Jade reached to the side of her desk and collected three books. “These books are our bestsellers. They’re monster stories for teenagers.” Cornel looked at the book covers. Shadowbeast, Blood for the Shadowbeast, and finally The Shadowbeast Conflict. They looked trashy but fun. “Paul was going to expand this series by writing vampire stories,” Jade continued.

“I knew he was writing one book.”

“He was due to deliver one book and outlines for a few more. I was quite excited to see what he was going to produce. She handed over another book. The Killings of a Spectacular Man by Paul McGovern, it was an anthology of horror stories, again aimed at teenagers. “This is what we have just published and it’s brilliant.”

“What’s it about?”

“Paul’s story is about a magician in Victorian London who people come to believe is a supernatural version of Jack the Ripper. He is an ordinary stage performer turned into a killer by a cult of devil worshipping policemen and judges. They use the dark arts and magic to entrance him into committing a murder for them, but after the murder he turns the tables and gets his revenge by murdering them all, one at a time. No matter what they do, no matter how they try to hide or protect themselves, the Spectacular Man can always get to them.”

“And McGovern wrote it...”

“Like I said. He’s marvellous. He is a very creative thinker. His ideas, his writing, everything about his imagination is brilliant.”

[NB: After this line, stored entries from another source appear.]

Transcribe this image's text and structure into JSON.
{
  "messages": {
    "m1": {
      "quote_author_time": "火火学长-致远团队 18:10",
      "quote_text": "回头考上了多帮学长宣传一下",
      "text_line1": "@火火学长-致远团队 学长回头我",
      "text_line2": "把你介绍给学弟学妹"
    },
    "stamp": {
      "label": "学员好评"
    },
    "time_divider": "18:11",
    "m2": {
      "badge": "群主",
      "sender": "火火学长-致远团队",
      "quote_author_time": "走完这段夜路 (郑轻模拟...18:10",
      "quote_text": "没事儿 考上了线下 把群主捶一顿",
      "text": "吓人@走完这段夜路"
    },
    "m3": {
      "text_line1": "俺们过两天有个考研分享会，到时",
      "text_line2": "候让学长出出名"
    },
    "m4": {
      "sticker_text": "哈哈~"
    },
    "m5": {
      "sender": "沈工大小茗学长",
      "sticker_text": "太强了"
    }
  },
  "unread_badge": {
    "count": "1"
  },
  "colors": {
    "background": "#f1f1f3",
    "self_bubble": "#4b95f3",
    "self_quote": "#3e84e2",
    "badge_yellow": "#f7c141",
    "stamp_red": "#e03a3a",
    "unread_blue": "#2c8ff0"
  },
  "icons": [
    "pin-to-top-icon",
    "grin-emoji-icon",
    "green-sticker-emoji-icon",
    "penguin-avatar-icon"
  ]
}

Corneliu nodded. Noica would like to know that.

----- X -----

Paul sat in the library of UCL with his laptop open. It was busy. Beside him were a number of books on conditions of the brain. He’d already skimmed blood pathogens that could cause violence and found nothing. He’d skimmed broad and deep and although he’d found physical causes of illness of the brain, they rarely led to violence. He’d learned that madness and violent ideation were not the same thing. People could go completely and quickly insane with paresis through an illness like syphilis, but these people suffered exaggerated delusions of grandeur rather than quietly obsess over plans to murder.

The closest he’d come to an actual match of his specific symptoms was a chance uncovering of the Black Dahlia, a notorious true crime from 1950’s Hollywood. The victim was sliced in two and the blood drained from her body. Her cheeks were cut with a scalpel from lips to ear, parts of her breasts were surgically removed and a tattoo was flayed off and stuffed in her vagina. It was a gruesome, horrible crime that left Paul feeling very uneasy.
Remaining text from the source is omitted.